Les charges des entreprises individuelles en 2025

Charges entreprises individuelles
Table des matières

La création d’entreprise individuelle attire de nombreux entrepreneurs en raison de sa simplicité et de sa flexibilité. Cependant, la gestion des charges reste un point crucial, impactant directement le revenu et la rentabilité de l’activité. Dès la création d’entreprise individuelle, il est primordial de bien comprendre les spécificités du régime, le calcul des cotisations sociales, les obligations en matière de TVA et d’impôt.

Comprendre les charges d’une entreprise individuelle

L’entreprise individuelle repose sur un cadre où le revenu, le chiffre d’affaires, la TVA et les cotisations sociales sont étroitement liés. On distingue principalement deux régimes : le régime micro et le régime réel. Ces deux statuts déterminent la gestion des charges sociales, des charges fiscales et de la comptabilité.

Les charges sociales en entreprise individuelle

En régime micro, les charges sociales sont calculées sur le chiffre d’affaires encaissé. Les taux applicables en 2025 sont :

Activité

Taux de cotisations sociales 2025

Achat/revente (BIC)

12,3 % 

Prestations de services (BIC)

21,2 % 

Prestations libérales (BNC)

24,6 % 

 

  • Ces taux s’appliquent directement au chiffre d’affaires réalisé.
  • Les charges sociales englobent la retraite, la maladie, et la CSG-CRDS.
  • En régime réel, les cotisations sociales sont calculées sur le résultat fiscal (revenu après charges déductibles), avec une gestion plus complexe mais offrant la possibilité de déduire toutes les dépenses professionnelles.

 

Charges fiscales et TVA

Les charges fiscales et la gestion de la TVA jouent un rôle fondamental dans le statut de l’entreprise individuelle. Outre les cotisations sociales, le choix du régime (micro ou réel) détermine comment seront imposés les bénéfices et comment la TVA sera déclarée ou récupérée.

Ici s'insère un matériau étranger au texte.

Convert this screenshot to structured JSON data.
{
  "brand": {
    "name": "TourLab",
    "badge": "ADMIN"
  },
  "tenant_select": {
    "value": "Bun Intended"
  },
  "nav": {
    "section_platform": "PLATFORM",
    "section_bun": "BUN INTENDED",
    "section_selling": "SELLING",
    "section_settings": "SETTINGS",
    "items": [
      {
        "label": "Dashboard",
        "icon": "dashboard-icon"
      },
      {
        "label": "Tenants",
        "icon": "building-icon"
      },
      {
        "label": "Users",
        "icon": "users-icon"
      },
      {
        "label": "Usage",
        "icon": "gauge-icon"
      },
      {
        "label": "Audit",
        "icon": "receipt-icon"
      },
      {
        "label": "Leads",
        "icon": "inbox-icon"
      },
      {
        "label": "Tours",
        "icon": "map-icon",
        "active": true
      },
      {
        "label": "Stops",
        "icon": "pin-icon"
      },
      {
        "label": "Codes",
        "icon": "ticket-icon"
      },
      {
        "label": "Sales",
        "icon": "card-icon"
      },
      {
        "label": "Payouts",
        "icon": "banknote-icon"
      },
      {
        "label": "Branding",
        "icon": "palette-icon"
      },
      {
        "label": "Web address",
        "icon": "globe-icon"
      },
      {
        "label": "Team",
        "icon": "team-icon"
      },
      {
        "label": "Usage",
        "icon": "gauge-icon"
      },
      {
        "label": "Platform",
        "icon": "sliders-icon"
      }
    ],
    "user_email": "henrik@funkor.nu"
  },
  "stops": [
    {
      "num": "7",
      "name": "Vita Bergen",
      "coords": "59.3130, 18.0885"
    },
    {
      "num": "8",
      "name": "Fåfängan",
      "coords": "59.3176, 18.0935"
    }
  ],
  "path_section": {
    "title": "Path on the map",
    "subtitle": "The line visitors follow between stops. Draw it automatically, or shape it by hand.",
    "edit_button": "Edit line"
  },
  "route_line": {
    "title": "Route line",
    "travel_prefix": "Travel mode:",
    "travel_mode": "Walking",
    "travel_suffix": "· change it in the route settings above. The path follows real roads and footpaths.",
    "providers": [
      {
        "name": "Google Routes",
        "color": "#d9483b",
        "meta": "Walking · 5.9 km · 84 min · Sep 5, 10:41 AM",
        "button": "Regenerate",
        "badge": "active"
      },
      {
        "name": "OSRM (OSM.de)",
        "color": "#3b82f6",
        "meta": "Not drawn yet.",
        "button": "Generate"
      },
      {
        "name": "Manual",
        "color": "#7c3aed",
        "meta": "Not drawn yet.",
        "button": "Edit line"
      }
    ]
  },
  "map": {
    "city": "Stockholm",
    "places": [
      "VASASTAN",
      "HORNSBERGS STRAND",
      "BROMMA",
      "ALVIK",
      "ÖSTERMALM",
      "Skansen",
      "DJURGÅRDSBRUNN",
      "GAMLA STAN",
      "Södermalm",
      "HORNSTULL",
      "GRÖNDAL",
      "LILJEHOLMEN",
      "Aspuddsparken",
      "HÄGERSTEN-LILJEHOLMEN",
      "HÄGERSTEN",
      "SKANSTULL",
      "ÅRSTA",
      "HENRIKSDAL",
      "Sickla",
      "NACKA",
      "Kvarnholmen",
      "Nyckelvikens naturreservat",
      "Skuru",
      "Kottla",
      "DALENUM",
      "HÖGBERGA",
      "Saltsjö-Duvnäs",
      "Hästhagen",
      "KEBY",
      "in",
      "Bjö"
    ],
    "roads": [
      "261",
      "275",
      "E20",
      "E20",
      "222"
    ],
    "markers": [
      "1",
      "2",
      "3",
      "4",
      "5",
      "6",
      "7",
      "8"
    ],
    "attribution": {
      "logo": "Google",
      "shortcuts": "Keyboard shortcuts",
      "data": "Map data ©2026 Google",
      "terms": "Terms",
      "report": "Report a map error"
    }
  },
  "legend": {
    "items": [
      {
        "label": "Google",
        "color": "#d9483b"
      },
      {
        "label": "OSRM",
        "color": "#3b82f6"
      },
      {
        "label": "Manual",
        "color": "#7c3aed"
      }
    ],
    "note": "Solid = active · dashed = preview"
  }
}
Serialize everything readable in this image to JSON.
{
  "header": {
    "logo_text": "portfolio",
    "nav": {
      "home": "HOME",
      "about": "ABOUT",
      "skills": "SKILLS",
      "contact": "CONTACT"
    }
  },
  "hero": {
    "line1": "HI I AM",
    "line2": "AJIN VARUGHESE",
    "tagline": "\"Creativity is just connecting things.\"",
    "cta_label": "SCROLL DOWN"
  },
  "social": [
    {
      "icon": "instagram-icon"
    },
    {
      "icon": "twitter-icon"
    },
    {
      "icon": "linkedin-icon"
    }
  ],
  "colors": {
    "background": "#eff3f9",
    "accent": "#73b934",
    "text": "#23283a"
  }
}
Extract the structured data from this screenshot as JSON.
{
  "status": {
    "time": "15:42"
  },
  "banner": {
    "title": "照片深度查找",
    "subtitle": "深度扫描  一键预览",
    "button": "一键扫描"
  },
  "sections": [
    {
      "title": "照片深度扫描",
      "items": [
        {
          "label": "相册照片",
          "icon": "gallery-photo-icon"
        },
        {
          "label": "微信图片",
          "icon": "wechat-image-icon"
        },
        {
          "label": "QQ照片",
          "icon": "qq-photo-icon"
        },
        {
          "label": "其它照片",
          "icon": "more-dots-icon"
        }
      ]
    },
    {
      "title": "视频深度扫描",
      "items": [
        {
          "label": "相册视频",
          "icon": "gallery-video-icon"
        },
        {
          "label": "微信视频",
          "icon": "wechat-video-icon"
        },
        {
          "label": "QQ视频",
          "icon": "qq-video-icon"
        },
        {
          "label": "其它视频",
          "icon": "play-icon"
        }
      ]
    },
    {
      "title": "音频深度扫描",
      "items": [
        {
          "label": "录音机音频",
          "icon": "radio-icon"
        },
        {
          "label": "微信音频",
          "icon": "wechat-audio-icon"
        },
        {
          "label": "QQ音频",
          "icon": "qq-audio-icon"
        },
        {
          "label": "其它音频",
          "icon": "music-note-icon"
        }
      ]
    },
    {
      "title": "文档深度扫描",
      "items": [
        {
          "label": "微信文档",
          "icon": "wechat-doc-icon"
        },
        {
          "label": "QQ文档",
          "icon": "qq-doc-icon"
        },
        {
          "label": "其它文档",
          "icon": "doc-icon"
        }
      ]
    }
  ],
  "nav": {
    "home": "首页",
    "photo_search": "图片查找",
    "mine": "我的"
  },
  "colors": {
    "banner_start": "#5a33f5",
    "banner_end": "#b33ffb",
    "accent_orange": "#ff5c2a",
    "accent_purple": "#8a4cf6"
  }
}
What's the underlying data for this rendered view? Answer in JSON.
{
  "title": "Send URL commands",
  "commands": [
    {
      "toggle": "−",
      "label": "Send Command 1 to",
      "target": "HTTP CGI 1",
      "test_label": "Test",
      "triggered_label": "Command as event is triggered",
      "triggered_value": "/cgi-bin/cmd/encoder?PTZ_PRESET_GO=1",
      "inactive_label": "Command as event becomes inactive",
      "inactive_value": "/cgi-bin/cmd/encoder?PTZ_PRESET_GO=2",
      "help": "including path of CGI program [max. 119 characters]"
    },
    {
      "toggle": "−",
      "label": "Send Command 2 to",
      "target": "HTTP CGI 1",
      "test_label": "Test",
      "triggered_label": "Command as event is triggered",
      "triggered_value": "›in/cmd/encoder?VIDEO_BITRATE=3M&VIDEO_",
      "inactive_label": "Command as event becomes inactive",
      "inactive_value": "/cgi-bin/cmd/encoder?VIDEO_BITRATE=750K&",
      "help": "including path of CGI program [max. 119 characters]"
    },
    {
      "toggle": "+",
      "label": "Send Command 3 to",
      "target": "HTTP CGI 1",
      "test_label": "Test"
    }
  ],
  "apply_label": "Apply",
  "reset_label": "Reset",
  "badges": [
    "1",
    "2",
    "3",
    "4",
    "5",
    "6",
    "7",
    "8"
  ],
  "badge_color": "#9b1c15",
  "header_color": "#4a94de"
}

Le montant de l’impôt dû et la façon de le calculer dépendent donc directement du chiffre d’affaires annuel et du type d’activité exercée.

  • Le principal impôt supporté est l’impôt sur le revenu (IR), calculé sur le bénéfice ou le chiffre d’affaires selon le statut.
  • En régime microentreprise, l’imposition intervient après abattement forfaitaire sur le chiffre d’affaires : 71 % pour la vente, 50 % pour prestations commerciales, 34 % pour prestations non commerciales.
  • Depuis 2025, la franchise TVA s’applique jusqu’à 25 000 € de chiffre d’affaires1.
  • Au-delà de ces seuils ou d’un changement de statut, l’entrepreneur bascule automatiquement dans le régime réel et gère la TVA de façon classique.

 

                  Bon à savoir : conseils pratiques pour les entreprises individuelles

·       Les entrepreneurs individuels bénéficient d’une exonération partielle des cotisations sociales durant leur première année via l’ACRE sous certaines conditions.

·       Le non-respect des obligations comptables ou de franchise peut entraîner un passage automatique au régime réel.

·       La tenue d’une comptabilité adaptée est essentielle pour bien suivre le chiffre d’affaires, les charges, et bénéficier d’une fiscalité optimisée.

 

 

Maîtriser les charges au sein d’une entreprise individuelle permet à chaque entrepreneur d’ajuster son statut et son régime fiscal en fonction du chiffre d’affaires et de la diversité de ses activités. Ce pilotage rigoureux assure non seulement la croissance de l’entreprise, mais aussi son équilibre entre charges sociales et fiscales.

Les 3 points clés à retenir

  • Comparer microentreprise et régime réel selon son chiffre d’affaires et ses charges.
  • Bien anticiper les taux de cotisations sociales et de TVA selon l’activité.
  • S’informer sur les aides à la création et la gestion de la comptabilité adaptée à son statut.

 

FAQ

Quelles sont les charges obligatoires d’une microentreprise ?

Les charges principales d’une microentreprise sont les cotisations sociales, calculées sur le chiffre d’affaires, et les impôts sur le revenu selon le régime microfiscal. Certains secteurs doivent aussi prévoir la gestion de la TVA dès dépassement des seuils.

Que se passe-t-il en cas de dépassement de seuil de chiffre d’affaires ?

Le dépassement des seuils entraîne automatiquement le basculement au régime réel, avec de nouvelles obligations : gestion complète de la TVA, comptabilité plus lourde, et possibilité de déduire l’ensemble des charges professionnelles.